W styczniu 2008 rząd wysłał zapytania ofertowe do Boeinga, EADS, Dassault i Gripen International, w celu wyłonienia następcy najstarszych Tigerów II (zobacz: Następcy szwajcarskich F-5). Szwajcarzy zamierzali kupić nie mniej niż 22 nowoczesne samoloty za ok. 2 mld USD.
Do przetargu nie przystąpili Amerykanie. Pozostali oferencie dostarczyli samoloty do prób, które odbyły się w ciągu 2008. Kilka tygodni później szwajcarska agencja zamówień wojskowych, Armasuisse wysłała do trzech oferentów finalne zapytanie ofertowe. Odpowiedzi miały nadejść do kwietnia, a w czerwcu 2009 powinien zostać wyłoniony zwycięzca. Nie został.
W marcu szwajcarska Rada Federalna - 7-osobowy rząd i kolegialna głowa państwa - zleciła resortowi obrony przełożenie wyboru następców F-5E na 2010, co wiązano z konfliktem z Francją i Niemcami o tajemnicę bankową.

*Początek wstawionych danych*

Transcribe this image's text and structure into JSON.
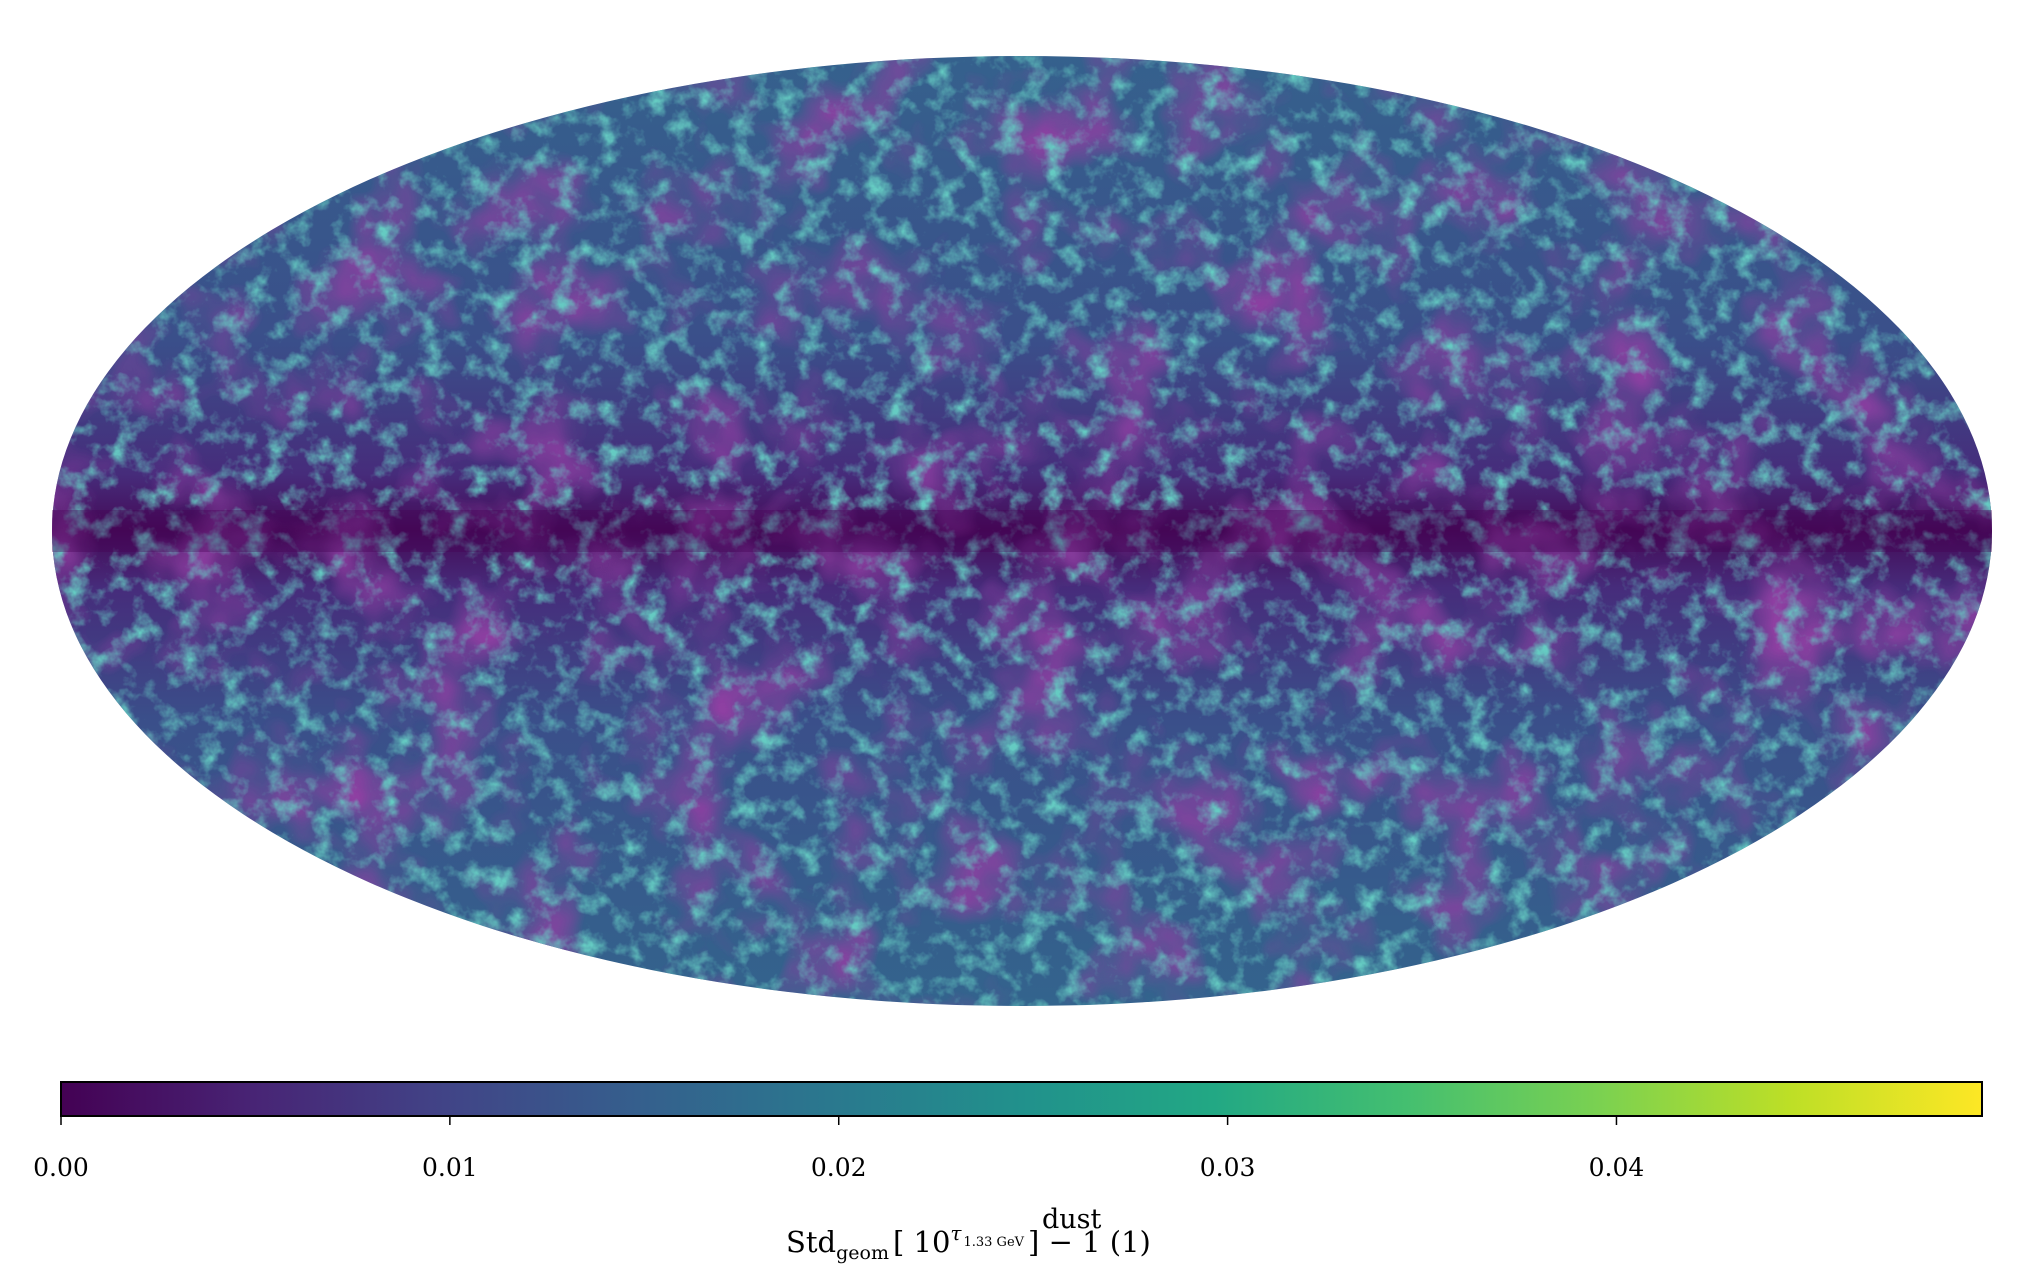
{
  "chart_data": {
    "type": "map",
    "projection": "mollweide",
    "colormap": "viridis",
    "clim": [
      0,
      0.0494
    ],
    "colorbar_ticks": [
      {
        "value": 0,
        "label": "0.00"
      },
      {
        "value": 0.01,
        "label": "0.01"
      },
      {
        "value": 0.02,
        "label": "0.02"
      },
      {
        "value": 0.03,
        "label": "0.03"
      },
      {
        "value": 0.04,
        "label": "0.04"
      }
    ],
    "colorbar_label": {
      "main": "Std",
      "subscript": "geom",
      "open": "[ 10",
      "exponent": "τ",
      "exponent_super": "dust",
      "exponent_sub": "1.33 GeV",
      "close": "] − 1  (1)"
    }
  }
}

Sytuację wykorzystali pacyfiści, który udało się zebrać wymagane poparcie 100 tys. osób, dla przeprowadzenia referendum w sprawie odłożenia zakupu nowych samolotów o kilka lat (zobacz: Szwajcarskie przyspieszenie). Spowodowało to zamrożenie procedury, do czasu głosowania, które pierwotnie miało odbyć się w 2011, ostatecznie jednak rząd zaplanował je na wrzesień bieżącego roku.
Ostatnie miesiące przynosiły sprzeczne informacje o losach przetargu. Z jednej strony pojawiły się doniesienia o zdecydowanie wyższych kosztach przedsięwzięcia, niedopuszczalnych w okresie oszczędności budżetowych (zobacz: Droższe szwajcarskie samoloty?). Co więcej, sam minister obrony Ueli Maurer, który objął stanowisko 1 stycznia 2009, z biegiem czasu stał się przeciwnikiem transakcji. Uznał, że pozyskanie myśliwców pochłonie wszystkie rezerwy finansowe budżetu resortu w ciągu najbliższych 8 lat. To z kolei nie pozwoliłoby na realizowanie innych priorytetów sił zbrojnych.
Z drugiej jednak strony przedstawiciele władz wskazywali, że transakcja, powiązana z offsetem, przyniesie ożywienie dla gospodarki. Jeszcze kilkanaście tygodni temu zapewniali o kontynuowaniu przetargu zaraz po niemal pewnym odrzuceniu wniosku pacyfistów w zbliżającym się referendum.
Dlatego dużym zaskoczeniem była wczorajsza konferencja prasowa ministra obrony, Ueli Maurera, który zakomunikował o odwołaniu przetargu. Dodał, że procedura zostanie powtórzona po 2015.